N5AU and NU5B will be active from Anguilla Island as VP2EH and VP2EC
They will be active in CQ WW WPX SSB Contest 29-30 March 2014 as VP2E
VP2EH via N5AU , LOTW
VP2EC via N5AU , LOTW
VP2E via N5AU , LOTW
The name Anguilla derives from the word for "eel" in any of various Romance languages, probably chosen because of the island's eel-like shape.
Anguilla was first settled by Amerindian tribes who migrated from South America. The earliest Amerindian artifacts found on Anguilla have been dated to around 1300 BC, and remains of settlements date from 600 AD.The date of European discovery is uncertain: some sources claim that Columbus sighted the island in 1493, while others state that the island was first discovered by the French in 1564 or 1565.
Anguilla was first colonised by English settlers from Saint Kitts, beginning in 1650.The French temporarily took over the island in 1666 but under the Treaty of Breda it was returned to English control.
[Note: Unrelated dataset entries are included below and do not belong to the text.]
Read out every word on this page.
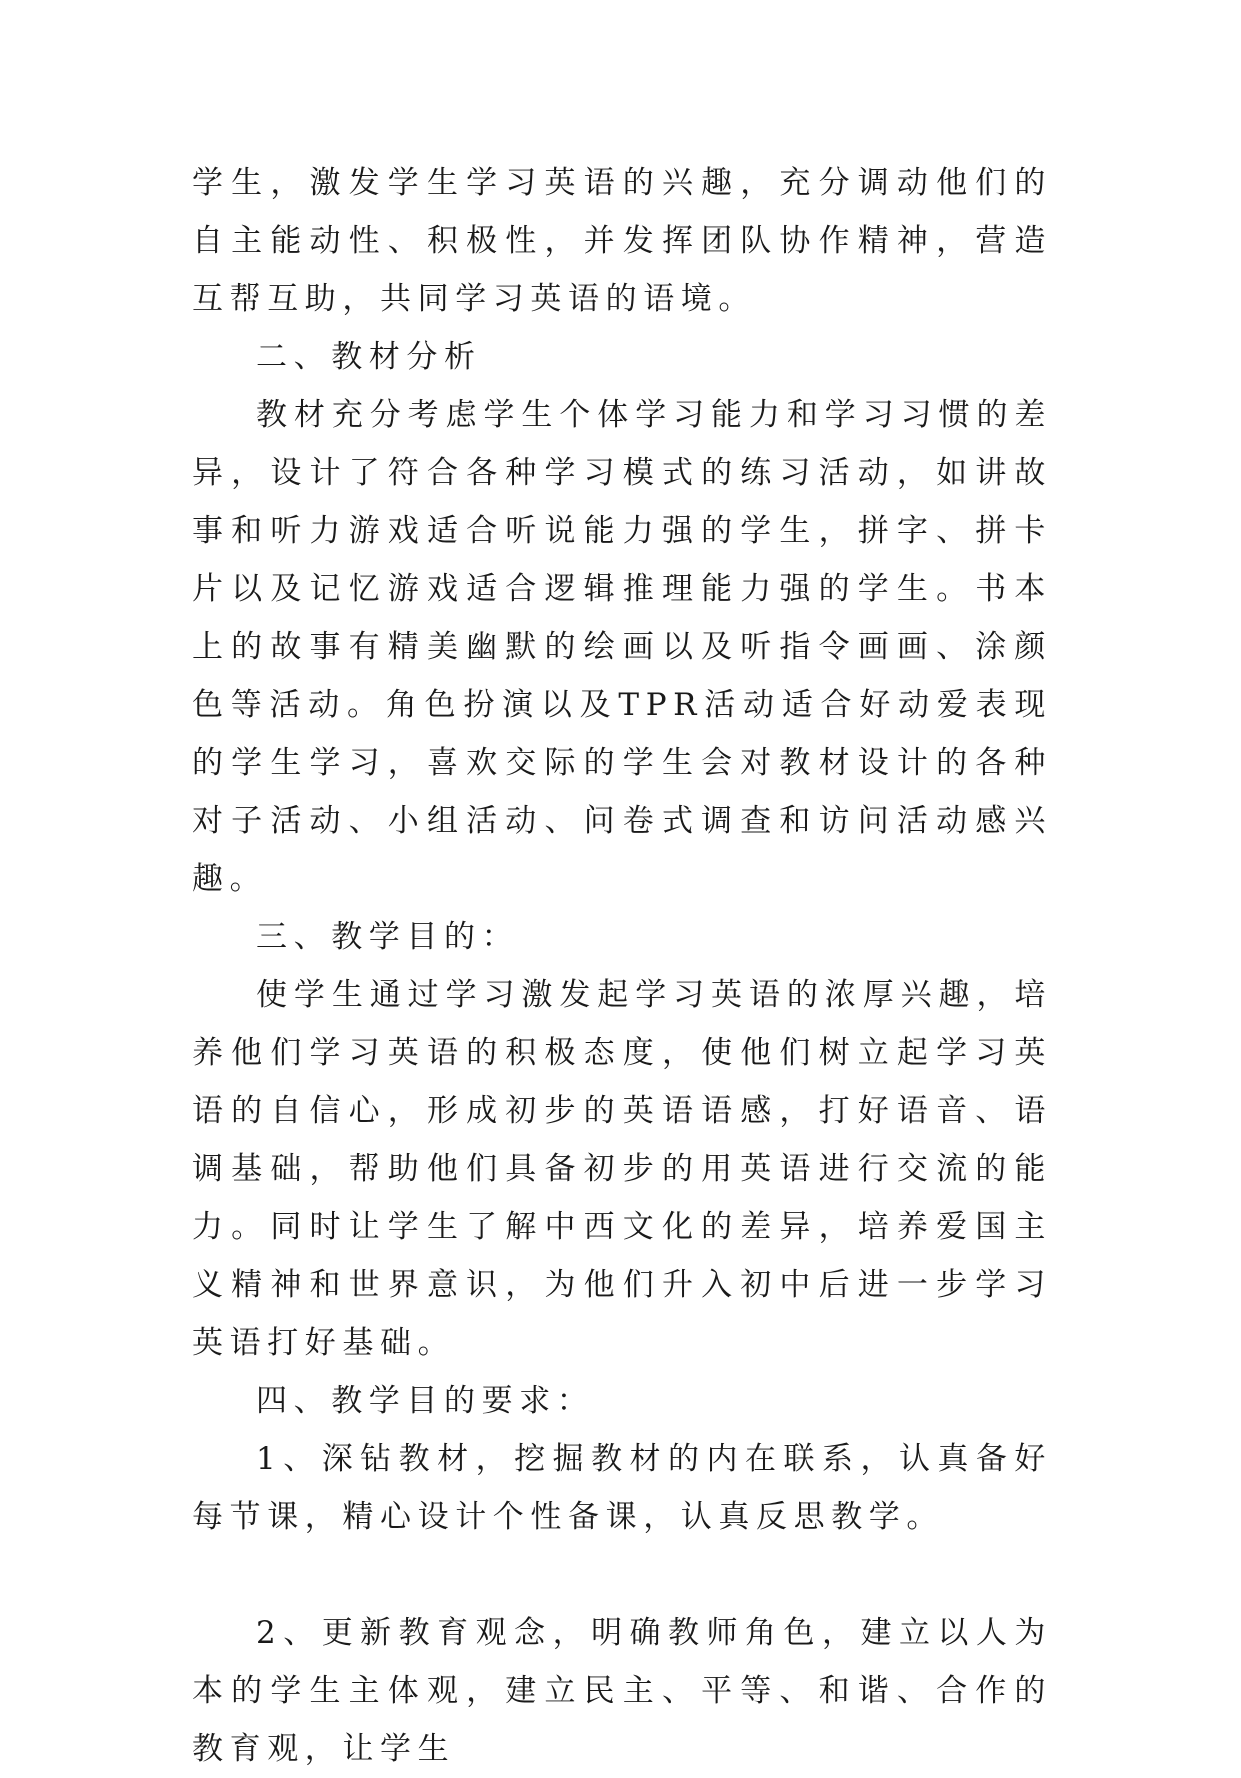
学生，激发学生学习英语的兴趣，充分调动他们的自主能动性、积极性，并发挥团队协作精神，营造互帮互助，共同学习英语的语境。

二、教材分析

教材充分考虑学生个体学习能力和学习习惯的差异，设计了符合各种学习模式的练习活动，如讲故事和听力游戏适合听说能力强的学生，拼字、拼卡片以及记忆游戏适合逻辑推理能力强的学生。书本上的故事有精美幽默的绘画以及听指令画画、涂颜色等活动。角色扮演以及TPR活动适合好动爱表现的学生学习，喜欢交际的学生会对教材设计的各种对子活动、小组活动、问卷式调查和访问活动感兴趣。

三、教学目的：

使学生通过学习激发起学习英语的浓厚兴趣，培养他们学习英语的积极态度，使他们树立起学习英语的自信心，形成初步的英语语感，打好语音、语调基础，帮助他们具备初步的用英语进行交流的能力。同时让学生了解中西文化的差异，培养爱国主义精神和世界意识，为他们升入初中后进一步学习英语打好基础。

四、教学目的要求：

1、深钻教材，挖掘教材的内在联系，认真备好每节课，精心设计个性备课，认真反思教学。

2、更新教育观念，明确教师角色，建立以人为本的学生主体观，建立民主、平等、和谐、合作的教育观，让学生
In this early colonial period Anguilla sometimes served as a place of refuge. A Major John Scott who visited in September 1667 wrote of leaving the island "in good condition" and noted that in July 1668 "200 or 300 people fled thither in time of war."Other early arrivals included Europeans from Antigua & Barbuda and Barbados.
It is likely that some of these early Europeans brought enslaved Africans with them. Historians confirm that African slaves lived in the region in the early 17th century. For example, Africans from Senegal lived in St. Christopher (today St. Kitts) in 1626. By 1672 a slave depot existed on the island of Nevis, serving the Leeward Islands. While the time of African arrival in Anguilla is difficult to place precisely, archival evidence indicates a substantial African presence (at least 100) on the island by 1683.
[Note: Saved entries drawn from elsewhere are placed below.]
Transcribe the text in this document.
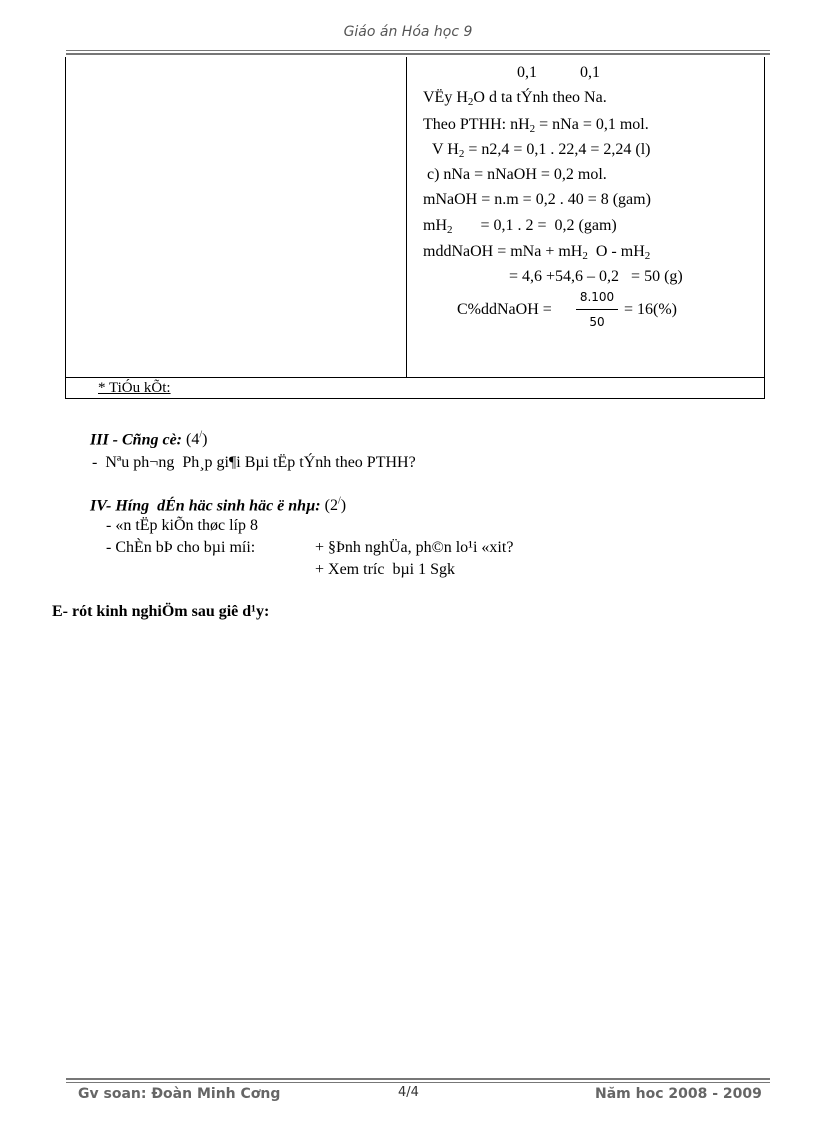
Giáo án Hóa học 9
0,1	0,1
VËy $H_2O$ d ta tÝnh theo Na.
Theo PTHH: $nH_2$ = nNa = 0,1 mol.
V $H_2 = n2,4 = 0,1$ . 22,4 = 2,24 (l)
c) nNa = nNaOH = 0,2 mol.
mNaOH = n.m = 0,2 . 40 = 8 (gam)
$mH_2$       = 0,1 . 2 =  0,2 (gam)
mddNaOH = mNa + $mH_2$  O - $mH_2$
= 4,6 +54,6 – 0,2   = 50 (g)
C%ddNaOH =
8.100
50
= 16(%)
* TiÓu kÕt:
III - Cñng cè: (4/)
-  Nªu ph¬ng  Ph¸p gi¶i Bµi tËp tÝnh theo PTHH?
IV- Híng  dÉn häc sinh häc ë nhµ: (2/)
- «n tËp kiÕn thøc líp 8
- ChÈn bÞ cho bµi míi:	+ §Þnh nghÜa, ph©n lo¹i «xit?
+ Xem tríc  bµi 1 Sgk
E- rót kinh nghiÖm sau giê d¹y:
Gv soan: Đoàn Minh Cơng	4/4	Năm hoc 2008 - 2009
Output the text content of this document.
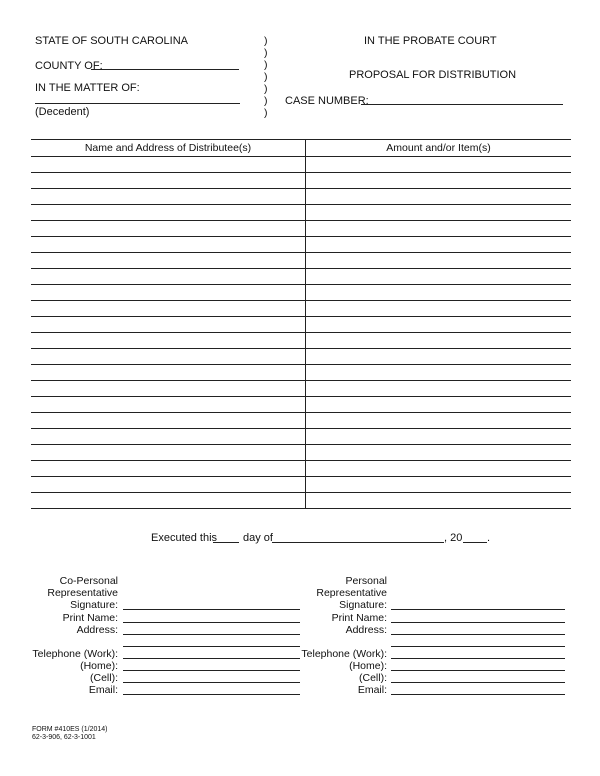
STATE OF SOUTH CAROLINA
COUNTY OF:
IN THE MATTER OF:
(Decedent)
)
)
)
)
)
)
)
IN THE PROBATE COURT
PROPOSAL FOR DISTRIBUTION
CASE NUMBER:
Name and Address of Distributee(s)	Amount and/or Item(s)
Executed this day of	, 20 .
Co-Personal
Representative
Signature:
Print Name:
Address:
Telephone (Work):
(Home):
(Cell):
Email:
Personal
Representative
Signature:
Print Name:
Address:
Telephone (Work):
(Home):
(Cell):
Email:
FORM #410ES (1/2014)
62-3-906, 62-3-1001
While traditional histories of the region assume that the English were the first settlers of Anguilla under British rule, recent scholarship focused on Anguilla offers a different view. It places more significance on early sociocultural diversity. The research suggested that St. Christopher,Barbados, Nevis and Antigua may have been important points of origin. Regarding African origins, West Africa as well as Central Africa are both posited as the ancestral homelands of some of Anguilla's early African population.
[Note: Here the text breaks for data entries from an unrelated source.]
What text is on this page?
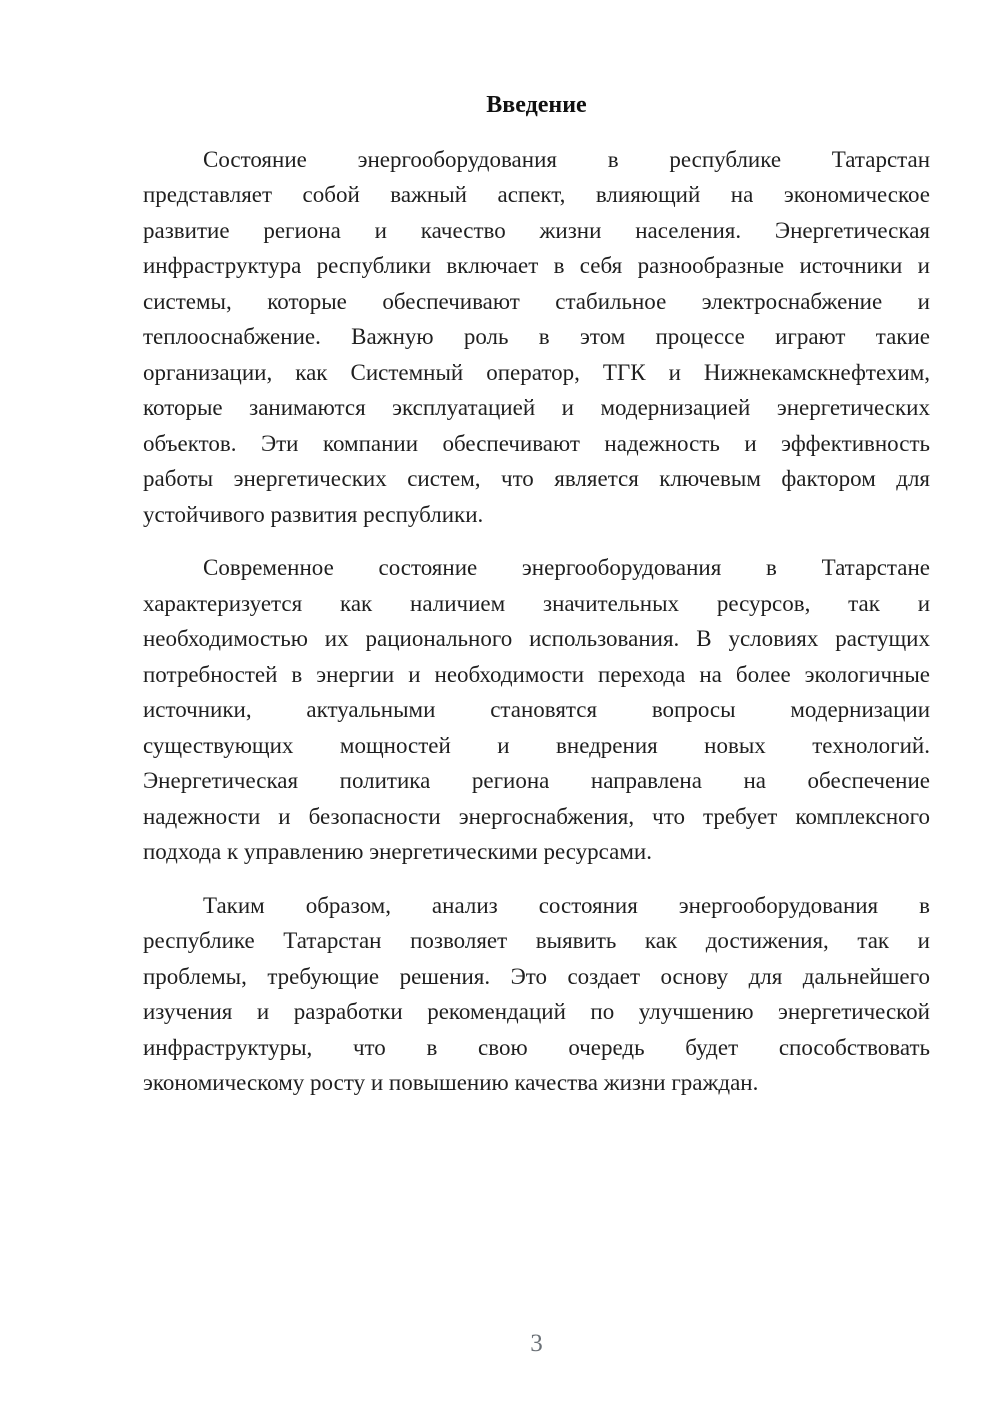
Введение
Состояние энергооборудования в республике Татарстан
представляет собой важный аспект, влияющий на экономическое
развитие региона и качество жизни населения. Энергетическая
инфраструктура республики включает в себя разнообразные источники и
системы, которые обеспечивают стабильное электроснабжение и
теплооснабжение. Важную роль в этом процессе играют такие
организации, как Системный оператор, ТГК и Нижнекамскнефтехим,
которые занимаются эксплуатацией и модернизацией энергетических
объектов. Эти компании обеспечивают надежность и эффективность
работы энергетических систем, что является ключевым фактором для
устойчивого развития республики.
Современное состояние энергооборудования в Татарстане
характеризуется как наличием значительных ресурсов, так и
необходимостью их рационального использования. В условиях растущих
потребностей в энергии и необходимости перехода на более экологичные
источники, актуальными становятся вопросы модернизации
существующих мощностей и внедрения новых технологий.
Энергетическая политика региона направлена на обеспечение
надежности и безопасности энергоснабжения, что требует комплексного
подхода к управлению энергетическими ресурсами.
Таким образом, анализ состояния энергооборудования в
республике Татарстан позволяет выявить как достижения, так и
проблемы, требующие решения. Это создает основу для дальнейшего
изучения и разработки рекомендаций по улучшению энергетической
инфраструктуры, что в свою очередь будет способствовать
экономическому росту и повышению качества жизни граждан.
3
During the early colonial period, Anguilla was administered by the British through Antigua, but in 1824 it was placed under the administrative control of nearby Saint Kitts. In 1967, Britain granted Saint Kitts and Nevis full internal autonomy, and Anguilla was also incorporated into the new unified dependency, named Saint Christopher-Nevis-Anguilla, against the wishes of many Anguillians. This led to two rebellions in 1967 and 1969 (Anguillian Revolution), headed by Ronald Webster, and a brief period as a self-declared independent republic. The goal of the revolution was not independence per se, but rather independence from Saint Kitts and Nevis, and a return to being a British colony. British authority was fully restored in July 1971, and in 1980 Anguilla was finally allowed to secede from Saint Kitts and Nevis and become a separate British Crown colony (now a British overseas territory).